Terungkap Awal Asal-Usul Pembelian Baju Lebaran oleh Warga Indonesia, Menyebabkan ‘Bencana Ekonomi’

by -134 Views

Jakarta, CNBC Indonesia – Saat menyambut lebaran orang Indonesia sering membeli baju baru untuk dipakai di hari raya. Namun, tahukah Anda sejak kapan kebiasaan ini berlangsung?

CNBC Indonesia melakukan penelusuran dan membuktikan bahwa ini bukan kebiasaan kontemporer, melainkan sudah berlangsung sejak ratusan tahun silam. Hal ini dibuktikan berdasarkan pengamatan empiris Snouck Hurgronje atau Haji Abdul Gaffur (1857-1936).

Perlu diketahui, Snouck adalah seorang agnostik dan akademisi Belanda yang tertarik dengan dunia Islam. Pada 1885, dia berhasil masuk ke Mekkah dan tinggal selama enam bulan hanya untuk mendalami Islam.

Setelahnya, pemerintah Hindia Belanda mengirimnya ke Aceh untuk mengamati rakyat di sana. Selama di Aceh, Snouck sukses menulis buku De Atjeher yang sangat bermanfaat bagi pemerintah kolonial mengatasi gejolak perlawanan masyarakat Aceh.

Salah satu yang disorotinya saat di Aceh adalah kebiasaan warga membeli baju baru ketika lebaran. Dalam Aceh di Mata Kolonialis (1906), Snouck bercerita kalau pasar penjualan baju dan barang sejenis di akhir masa puasa jauh lebih dipadati warga dibanding penjualan daging atau hewan.

Hal ini bisa terjadi, kata Snouck, karena setiap orang ingin berbaju baru pada hari raya. Pasalnya, dalam budaya Aceh, kasih sayang atau penghargaan suami ke anak atau istri diukur dari barang belanja dari pasar, mulai dari daging hingga baju baru.

Namun, sebelum mengenakan baju baru, ada satu syarat dahulu yang harus dilaksanakan warga, yakni membayar zakat fitrah. Barulah setelah menunaikan kewajiban agama tersebut, warga memakai baju baru saat lebaran tiba.

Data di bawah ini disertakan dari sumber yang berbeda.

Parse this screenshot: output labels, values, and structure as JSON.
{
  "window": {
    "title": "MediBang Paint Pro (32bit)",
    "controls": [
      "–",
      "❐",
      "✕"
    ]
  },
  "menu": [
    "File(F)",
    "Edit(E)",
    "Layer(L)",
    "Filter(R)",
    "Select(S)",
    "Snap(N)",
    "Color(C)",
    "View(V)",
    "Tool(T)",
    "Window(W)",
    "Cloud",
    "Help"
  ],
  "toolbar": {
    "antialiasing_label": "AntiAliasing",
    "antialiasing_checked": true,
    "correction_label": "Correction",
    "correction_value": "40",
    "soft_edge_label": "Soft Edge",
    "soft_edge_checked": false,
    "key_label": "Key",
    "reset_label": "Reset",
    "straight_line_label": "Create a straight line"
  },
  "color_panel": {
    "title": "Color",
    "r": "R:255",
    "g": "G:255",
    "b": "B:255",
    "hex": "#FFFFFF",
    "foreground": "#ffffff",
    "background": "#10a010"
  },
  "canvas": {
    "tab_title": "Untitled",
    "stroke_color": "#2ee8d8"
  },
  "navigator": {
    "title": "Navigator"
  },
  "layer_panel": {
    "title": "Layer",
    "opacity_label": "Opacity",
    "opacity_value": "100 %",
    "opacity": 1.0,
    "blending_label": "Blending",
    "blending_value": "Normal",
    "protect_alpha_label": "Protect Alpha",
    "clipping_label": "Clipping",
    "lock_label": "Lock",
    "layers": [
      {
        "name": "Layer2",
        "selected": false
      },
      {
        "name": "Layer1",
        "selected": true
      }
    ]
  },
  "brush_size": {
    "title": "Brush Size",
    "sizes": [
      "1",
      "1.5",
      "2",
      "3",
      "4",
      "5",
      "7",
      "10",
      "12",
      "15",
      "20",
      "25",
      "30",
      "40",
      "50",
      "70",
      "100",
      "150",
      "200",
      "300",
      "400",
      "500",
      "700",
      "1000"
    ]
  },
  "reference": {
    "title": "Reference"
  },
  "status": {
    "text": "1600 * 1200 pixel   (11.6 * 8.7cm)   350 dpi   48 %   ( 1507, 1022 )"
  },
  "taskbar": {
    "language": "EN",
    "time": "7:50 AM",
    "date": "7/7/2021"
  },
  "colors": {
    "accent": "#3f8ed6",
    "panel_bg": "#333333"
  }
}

“Sesudah membayar fitrah, mereka mengenakan pakaian baru […] dan kemudian melakukan kunjungan untuk mengucapkan selamat,” tulis Snouck.

Selain di Aceh, pria kelahiran 1857 itu juga mengamati ada kejadian serupa di Batavia (kini Jakarta). Dalam surat kepada Direktur Pemerintahan Dalam Negeri tanggal 20 April 1904, Snouck menulis bahwa saat lebaran terdapat banyak pesta yang disertai hidangan makanan khas lebaran, silaturahmi ke kerabat, pembelian pakaian baru, dan hiburan.

Bahkan, Snouck juga mencatat, pembelian pakaian baru, petasan dan makanan bisa memakan uang lebih banyak dibanding hari biasanya. Hal ini bisa terjadi karena warga menganggap lebaran sebagai hari yang istimewa.

“Di antara hari-hari peringatan yang sekali setahun berulang dan yang bagi seluruh penduduk berlaku demikian, Lebaran yang mengakhiri ibadah puasalah yang paling terkemuka, dan itu tak dapat dibantah,” tulis Snouck, dikutip dari Nasihat-Nasihat Snouck Hurgronje Jilid IV (1991).

Atas dasar ini, banyak pejabat kolonial yang menganggap perayaan lebaran sebagai pemborosan dan mendesak peniadaan perayaan lebaran. Bahkan, menyebutnya sebagai bencana ekonomi.

Namun, Snouck mengatakan desakan itu tak perlu terwujud dan sebutan lebaran sebagai bencana ekonomi berlebihan. Sebab, perayaan lebaran sudah menjadi kebiasaan umat Muslim di Indonesia. Pada akhirnya, pernyataan Snouck itu terbukti: lebaran dan berbagai kebiasaan yang mengikuti, termasuk beli baju baru, tetap berlangsung hingga sekarang.